Synthetic benchmarks and CIFAR-10 autopilot evaluation. tasks.py defines tasks, runner.py runs them, report.py generates outputs, eval_autopilot.py compares baseline vs autopilot.

Multi-Agent Coordination

.claude/plans/STREAMS.md is the shared roadmap for parallel Claude Code sessions. One file, all streams. Use /stream to browse, attach, create, or release streams. Claim a stream (status → active), update checkboxes + log as you work, release when done.

Conventions

  • Filesystem as IPC: Training ↔ dashboard communication is via JSONL files, not sockets or shared memory.
  • Factory pattern for FastAPI routers: Server feature routers use create_*_router() closures to avoid from __future__ import annotations issues with FastAPI/Pydantic.
  • CallbackTarget lives in hotcb.ops, not in modules/cb/.
  • No base class required for callbacks: Duck-typed protocol — implement handle(event, env) and optionally set_params(**kwargs).
  • Source layout: src/hotcb/ is the single package.
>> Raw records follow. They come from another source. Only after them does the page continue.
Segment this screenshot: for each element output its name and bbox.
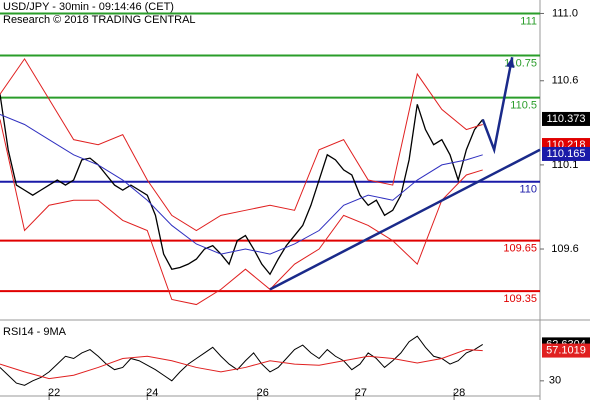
x-tick-label: 22 bbox=[48, 387, 60, 399]
x-tick-label: 26 bbox=[257, 387, 269, 399]
price-line bbox=[0, 94, 484, 276]
rsi-box-label: 57.1019 bbox=[546, 344, 586, 356]
y-tick-label: 111.0 bbox=[552, 7, 578, 19]
x-tick-label: 24 bbox=[146, 387, 158, 399]
arrow-head bbox=[506, 57, 515, 68]
rsi-box bbox=[542, 343, 590, 358]
price-box-label: 110.165 bbox=[547, 148, 586, 160]
level-label: 109.35 bbox=[503, 293, 537, 305]
price-box-label: 110.373 bbox=[547, 113, 586, 125]
price-box bbox=[542, 146, 590, 161]
indicator-line bbox=[0, 113, 483, 255]
x-tick-label: 28 bbox=[453, 387, 465, 399]
indicator-line bbox=[0, 57, 483, 232]
trendline bbox=[269, 148, 541, 291]
x-tick-label: 27 bbox=[355, 387, 367, 399]
y-tick-label: 109.6 bbox=[551, 243, 579, 255]
indicator-line bbox=[0, 119, 483, 306]
level-label: 111 bbox=[520, 15, 537, 27]
level-label: 110 bbox=[519, 184, 537, 196]
y-tick-label: 110.6 bbox=[552, 75, 579, 87]
projection-arrow bbox=[481, 56, 514, 155]
chart-title: USD/JPY - 30min - 09:14:46 (CET) bbox=[3, 1, 174, 13]
rsi-line bbox=[0, 335, 483, 386]
rsi-label: RSI14 - 9MA bbox=[3, 326, 67, 338]
rsi-tick-label: 30 bbox=[549, 375, 561, 387]
level-label: 110.5 bbox=[510, 99, 537, 111]
rsi-line bbox=[0, 349, 483, 380]
chart-subtitle: Research © 2018 TRADING CENTRAL bbox=[3, 14, 196, 26]
y-tick-label: 110.1 bbox=[552, 159, 579, 171]
level-label: 109.65 bbox=[503, 243, 537, 255]
price-box bbox=[542, 111, 590, 126]
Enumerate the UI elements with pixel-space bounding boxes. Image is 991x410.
All imports use hotcb.*.
  • Autopilot modes: off, suggest, auto (rule-based); ai_suggest, ai_auto (LLM-driven). Rules act as sensor layer for AI modes.
  • AI autopilot uses OpenAI-compatible API: configured via HOTCB_AI_KEY env var and AIConfig. Works with OpenAI, ollama, vLLM.

Always use skills /python-runtime-patterns /python-project-setup /python-dev-practices when working with this project.